Photo courtesy J. D. Lasica

Canada’s pursuit for UN Security Council seat test of diplomatic prowess

By Kayle Van’t Klooster, November 7 2018 —

Canada’s campaign for one of 10 non-permanent United Nations Security Council seats is a true test of the Trudeau administration’s diplomatic prowess. The government has encouraged all of its diplomats to approach their foreign counterparts and lobby them for their support in the upcoming vote, a task they were no doubt busy with during the most recent meeting of the UN General Assembly.

The Security Council is the most powerful body in the UN. It has the authority to issue binding resolutions on the rest of the member states and is the sole institution that authorizes military intervention and the deployment of UN peacekeepers.

However, the bulk of this power is not in the hands of the non-permanent members. Instead, it’s held by the permanent five (P5) — the United States, France, the United Kingdom, Russia and China. The power these states hold goes far beyond the UN, as they also have most of the world’s economic and military power.

Though they sit at the same table as the P5, the non-permanent UN Security Council seats are largely just for show — like inviting the kids to join the adults at the big table. The non-permanent members hold no veto power, but they do get the privilege of being involved in high-level discussions and deliberations.

Still, these positions are important because if these discussions were only left to the permanent members, there would be no input from the Global South or other smaller, less powerful nations. Herein lies the true value of a non-permanent seat — it gives the holder the ability to punch above their weight class diplomatically.  

Now, enter Canada. Punching above our weight class is what we’ve always done. Although we are far from a great power, we have a strong economy and an abundance of natural resources. We’re members of the G7 and countless other international organizations and alliances.

Furthermore, Canada has consistently been a leading voice for democracy and human rights worldwide. Take the recent spat with Saudi Arabia.
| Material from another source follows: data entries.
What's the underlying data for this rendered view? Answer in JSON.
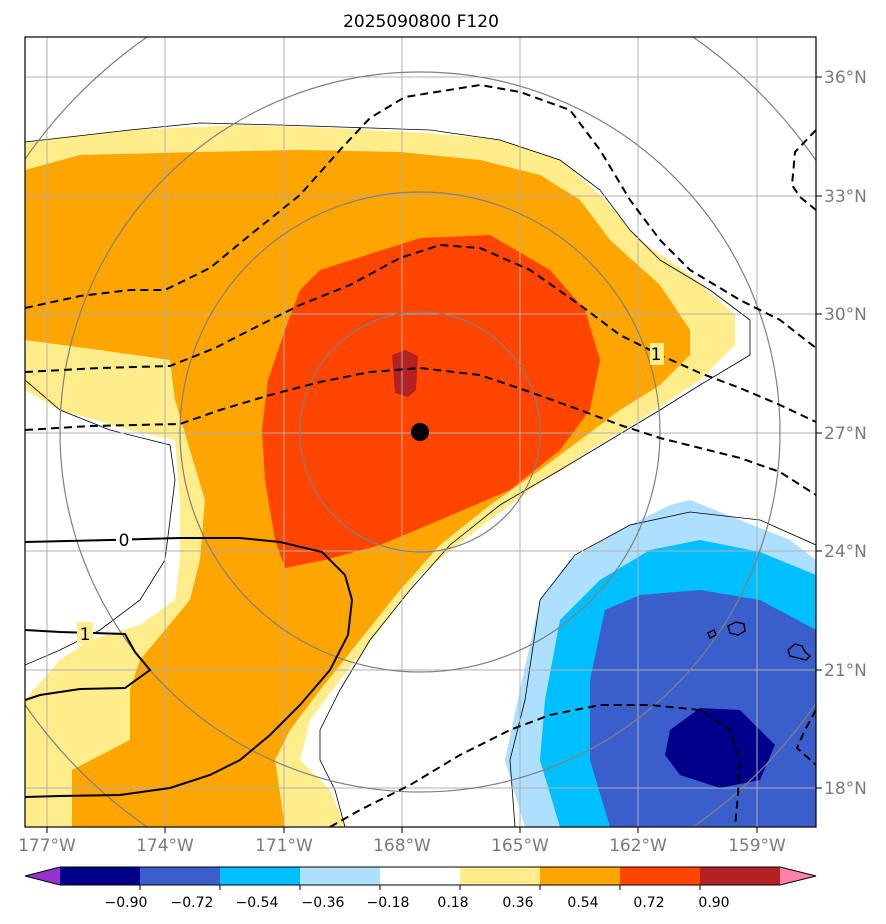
{
  "title": "2025090800 F120",
  "map": {
    "x_ticks": [
      "177°W",
      "174°W",
      "171°W",
      "168°W",
      "165°W",
      "162°W",
      "159°W"
    ],
    "y_ticks": [
      "36°N",
      "33°N",
      "30°N",
      "27°N",
      "24°N",
      "21°N",
      "18°N"
    ],
    "contour_labels": [
      "0",
      "1",
      "1"
    ],
    "center_marker": {
      "lon": -168.4,
      "lat": 27.0
    }
  },
  "colorbar": {
    "ticks": [
      "−0.90",
      "−0.72",
      "−0.54",
      "−0.36",
      "−0.18",
      "0.18",
      "0.36",
      "0.54",
      "0.72",
      "0.90"
    ],
    "colors": [
      "#9932CC",
      "#00008B",
      "#3A5FCD",
      "#00BFFF",
      "#ADDFFF",
      "#FFFFFF",
      "#FFEC8B",
      "#FFA500",
      "#FF4500",
      "#B22222",
      "#FF82AB"
    ]
  },
  "colors": {
    "grid": "#b0b0b0",
    "range_rings": "#808080",
    "coastline": "#000000"
  }
}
Someone needed to stand up and say unequivocally that locking up feminist activists is not something that we will tolerate. That voice must come from somewhere and I am always proud when it is Canadian.

These values won’t change if we are unsuccessful in winning a seat on the Security Council. But if we do, it will be a significant win for Canada on the world stage. It would give us a platform to continue our legacy of peacekeeping and protecting human rights internationally, advocating for many who cannot do so alone.
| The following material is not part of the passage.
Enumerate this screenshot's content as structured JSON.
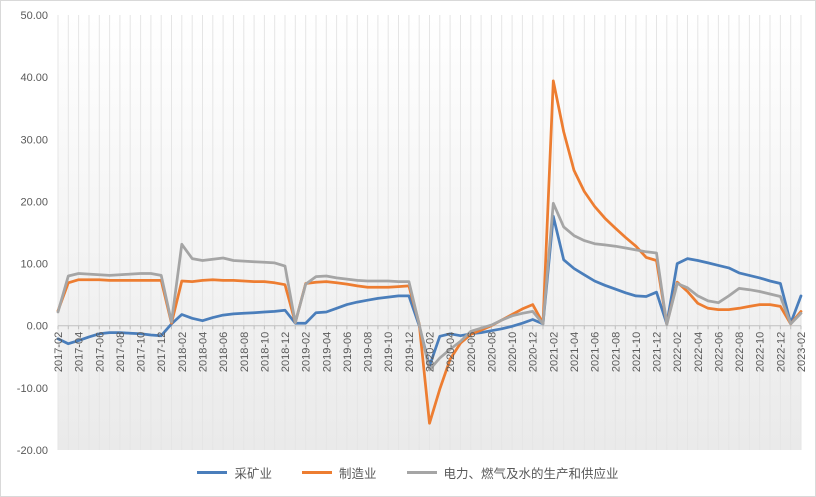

The Trudeau government is right to pursue this seat as strongly as they are. We’re in a good position to win it, too. Our prime minister, like him or not, is adored internationally and the country is stepping into a new global leadership role. As America retreats from international leadership, Canada has gone the opposite direction by standing strong with our allies and fiercely advocating for democracy and human rights around the globe.  

 

Kayle Van’t Klooster is a fourth-year International Relations Major at the University of Calgary. He writes a column for the Gauntlet about Canadian national and international affairs called “For Your Consideration.”